Ya que mencionás el tema: ¿cómo se está viviendo en París después de los atentados?
–Yo vivo bien en un país donde hay cada vez más pobres, desclasados, donde es cada vez más difícil vivir para muchos de mis compatriotas. Yo tengo dinero, una hija que está muy bien, un lindo departamento en Montmartre, estoy cada vez mejor en un medio que está cada vez peor, ¿cómo me voy a quejar? Pero es raro ver cómo se pudre todo. Quizás no es mi culpa pero sí mi responsabilidad, tengo la responsabilidad de los privilegiados, la extrema derecha acá es catastrófica y va a durar mucho. Por otro lado, Hollande es un hombre de una gran mediocridad política y encarna la tragedia de que la izquierda no puede encontrar un programa ni un eje. Yo creo que los atentados del 23 de noviembre fueron muy mal comprendidos: no fueron resultado de un islamismo que se fue radicalizando sino lo contrario, una radicalización que se islamizó: jóvenes desclasados tan islamitas como vos y como yo que, a través de eso, llenaron un enorme vacío. Es decir que no es un problema religioso sino político y social. En eso Houellebecq es el mejor porque supo leer y lo hizo antes que nadie con Sumisión.
¿Vos escribirías sobre eso?
–Por ahí suene un poco bestial lo que voy a decir pero si tuviera una buena historia sí lo haría porque antes que nada soy un novelista.
¿Tenés o tuviste miedo de que la presión posGoncourt perjudicara tu escritura?

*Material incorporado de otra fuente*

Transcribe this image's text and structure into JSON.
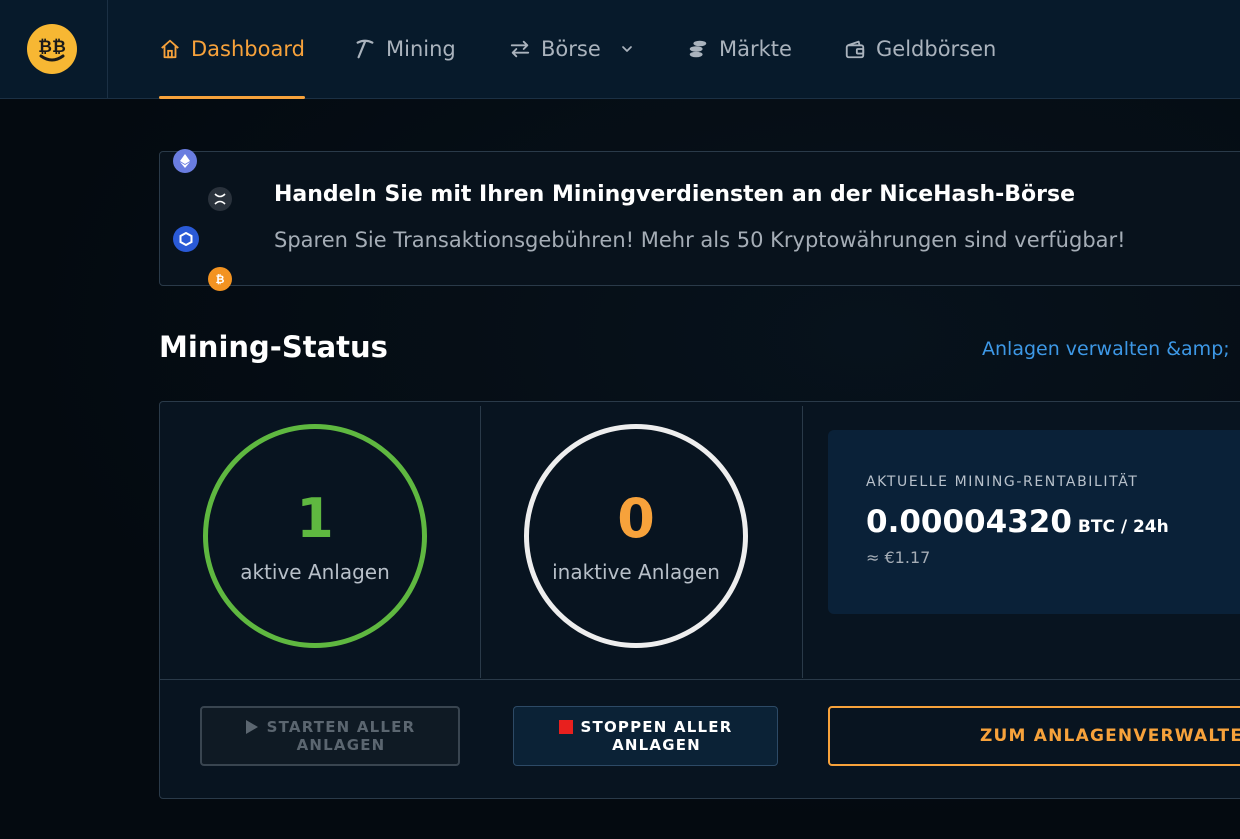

–El tema es que durante todo ese año de viajes que te contaba antes no escribí ni una página y sí: me pregunté si iba a poder escribir otro libro, cómo me iba a leer la crítica y los lectores, fue un período deprimente, angustiante; es cierto, una depresión dorada, de rico, pero angustia al fin: mi libro Trois jours et un vie va a salir en marzo y la verdad que puse en práctica un truco muy divertido para escribirlo. Esto es algo que nunca conté porque no me lo habían preguntado antes: tenía la estructura pero el libro no salía y empecé a torturarme: ¿ahora qué voy a hacer?, ¿será que se terminó mi carrera? Estaba de vacaciones en España, en País Vasco. En medio de un paseo en el auto le cuento a mi mujer el sueño que había tenido la noche anterior, como si lo dividiera en capítulos, y entonces me di cuenta de que tenía resuelto el libro, lo había escrito con el inconsciente, yo creo en el poder del inconsciente. Claro, después me di cuenta de que había mezclado una nouvelle que dejé sin terminar hacía diez años con algunos relatos que había empezado y algunos escenarios distintos en los que alguna vez pensé. Ahora trabajo con tranquilidad porque pude pasar ese obstáculo, después de ganar un premio así la cosa desciende y vuelve a estabilizarse. Ya no tengo miedo porque estoy en un momento de mi vida de extrema luminosidad, me siento agradecido y privilegiado, ¿qué más puedo pedir? No tener ninguna enfermedad, poder seguir escribiendo y publicando.